Copyright law 'state-sponsored piracy': Apple

22nd March 2006, Comments 0 comments

NEW YORK, March 22, 2006 (AFP) - French fans of online music face the traumatic loss of Apple Computer's popular iTunes store under a controversial new law, US industry observers warned.

NEW YORK, March 22, 2006 (AFP) - French fans of online music face the traumatic loss of Apple Computer's popular iTunes store under a controversial new law, US industry observers warned.

For the iPod maker itself, the copyright law working its way through the French parliament amounts to nothing less than "state-sponsored piracy".

The lower house of the French legislature on Tuesday passed a bill that would force Apple to make its downloads work on all digital music players and not just on the iconic iPod.

Analysts said Apple would have to choose between sharing the secrets of the exclusive online music technology that has helped make it a market leader — or, more likely, stop selling music downloads in France.

Jim Prendergast, executive director of the public policy group Americans for Technology Leadership, said the vote was "a direct attack" on Apple's intellectual property.

Warning the measure would "have a chilling effect on future innovation," Prendergast said Apple could pull iTunes out of France, "giving consumers less choice when it comes to popular digital music."

"Consumers will lose even more in the long term if France, and other nations, continue to strip away the intellectual property rights of companies like Apple," he said.

"Once governments force companies to give away their innovations, their intellectual property rights there will no longer be an incentive to create new products that will benefit consumers."

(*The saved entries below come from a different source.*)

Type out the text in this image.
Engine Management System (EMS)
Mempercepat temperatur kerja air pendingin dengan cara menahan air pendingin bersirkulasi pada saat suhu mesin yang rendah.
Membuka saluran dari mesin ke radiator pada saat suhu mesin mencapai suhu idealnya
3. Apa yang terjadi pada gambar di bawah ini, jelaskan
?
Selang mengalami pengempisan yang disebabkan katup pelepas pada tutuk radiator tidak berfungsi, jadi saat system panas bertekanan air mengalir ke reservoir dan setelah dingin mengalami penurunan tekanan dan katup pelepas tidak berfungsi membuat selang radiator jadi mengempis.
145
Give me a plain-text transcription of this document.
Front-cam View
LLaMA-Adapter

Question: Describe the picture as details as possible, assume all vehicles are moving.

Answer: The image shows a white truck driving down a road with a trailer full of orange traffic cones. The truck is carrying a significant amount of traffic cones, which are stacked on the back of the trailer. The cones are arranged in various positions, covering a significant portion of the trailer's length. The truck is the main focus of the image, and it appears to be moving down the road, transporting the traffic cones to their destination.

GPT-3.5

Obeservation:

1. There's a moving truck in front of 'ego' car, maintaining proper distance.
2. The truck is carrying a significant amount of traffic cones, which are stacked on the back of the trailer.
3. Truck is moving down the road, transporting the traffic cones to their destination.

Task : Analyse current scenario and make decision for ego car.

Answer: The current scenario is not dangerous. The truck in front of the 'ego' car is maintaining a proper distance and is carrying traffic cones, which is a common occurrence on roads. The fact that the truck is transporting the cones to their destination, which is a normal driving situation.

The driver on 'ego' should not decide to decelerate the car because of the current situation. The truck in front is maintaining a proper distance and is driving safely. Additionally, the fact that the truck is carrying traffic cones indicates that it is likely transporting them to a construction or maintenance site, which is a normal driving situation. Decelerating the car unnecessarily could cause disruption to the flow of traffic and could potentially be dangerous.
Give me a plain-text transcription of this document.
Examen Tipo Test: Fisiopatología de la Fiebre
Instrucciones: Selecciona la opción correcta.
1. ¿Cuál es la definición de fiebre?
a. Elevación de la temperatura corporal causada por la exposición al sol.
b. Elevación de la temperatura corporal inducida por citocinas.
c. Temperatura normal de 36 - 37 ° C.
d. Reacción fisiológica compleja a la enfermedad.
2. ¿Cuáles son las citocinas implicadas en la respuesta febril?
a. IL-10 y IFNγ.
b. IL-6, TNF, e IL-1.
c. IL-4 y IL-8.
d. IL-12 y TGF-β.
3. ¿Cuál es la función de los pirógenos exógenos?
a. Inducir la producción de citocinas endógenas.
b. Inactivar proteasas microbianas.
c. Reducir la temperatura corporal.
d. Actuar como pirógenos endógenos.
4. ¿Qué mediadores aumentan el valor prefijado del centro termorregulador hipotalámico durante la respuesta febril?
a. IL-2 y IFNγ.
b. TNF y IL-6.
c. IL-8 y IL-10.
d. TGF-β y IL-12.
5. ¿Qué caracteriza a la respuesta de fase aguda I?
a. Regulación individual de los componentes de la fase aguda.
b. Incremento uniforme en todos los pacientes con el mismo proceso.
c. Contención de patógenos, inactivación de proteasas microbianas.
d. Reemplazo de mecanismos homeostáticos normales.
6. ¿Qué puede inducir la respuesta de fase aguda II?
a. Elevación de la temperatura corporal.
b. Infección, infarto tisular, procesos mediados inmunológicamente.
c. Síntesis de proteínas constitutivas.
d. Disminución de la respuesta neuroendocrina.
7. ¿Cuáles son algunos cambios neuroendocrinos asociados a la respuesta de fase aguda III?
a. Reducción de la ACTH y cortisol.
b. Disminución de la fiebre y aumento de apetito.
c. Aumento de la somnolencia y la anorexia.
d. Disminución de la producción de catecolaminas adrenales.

Gene Munster, an analyst with stockbroker Piper Jaffray, said France is responsible for less than two percent of Apple's iPod and iTunes sales.

But he warned that the company "would prefer to remove itself from the French market than start what could be a slippery slope of other countries passing similar legislation".

Apple has yet to comment on what it plans to do with iTunes in France following the vote, which has still to be approved by the upper house.

But in a hard-hitting statement late Tuesday, it said the French implementation of a new European Union law on copyright "will result in state-sponsored piracy."

"If this happens, legal music sales will plummet just when legitimate alternatives to piracy are winning over customers," it said.

IPod sales could increase as French users win the ability to load their players with whatever online music they like, but this music "cannot be adequately protected," Apple warned.

"Free movies for iPods should not be far behind in what will rapidly become a state-sponsored culture of piracy," it added.

Supporters of the French legislation argue it will better protect the rights of musicians and other artists whose work is sold online.

The law would require all firms that sell music online to make available the software codes that protect copyrighted material so that iTunes purchases, for example, could be played on devices manufactured by other companies.

The stakes are highest for Apple, the market leader in this sector. The US company said last month that sales on iTunes had topped the one billion song mark.

Apple's share price fell 3.4 percent Tuesday after the French vote.

On Wednesday, the stock was up for much of the day on problems besetting its rival Microsoft, before turning down 0.23 percent to close at US $61.67 as concerns about the French legislation deepened.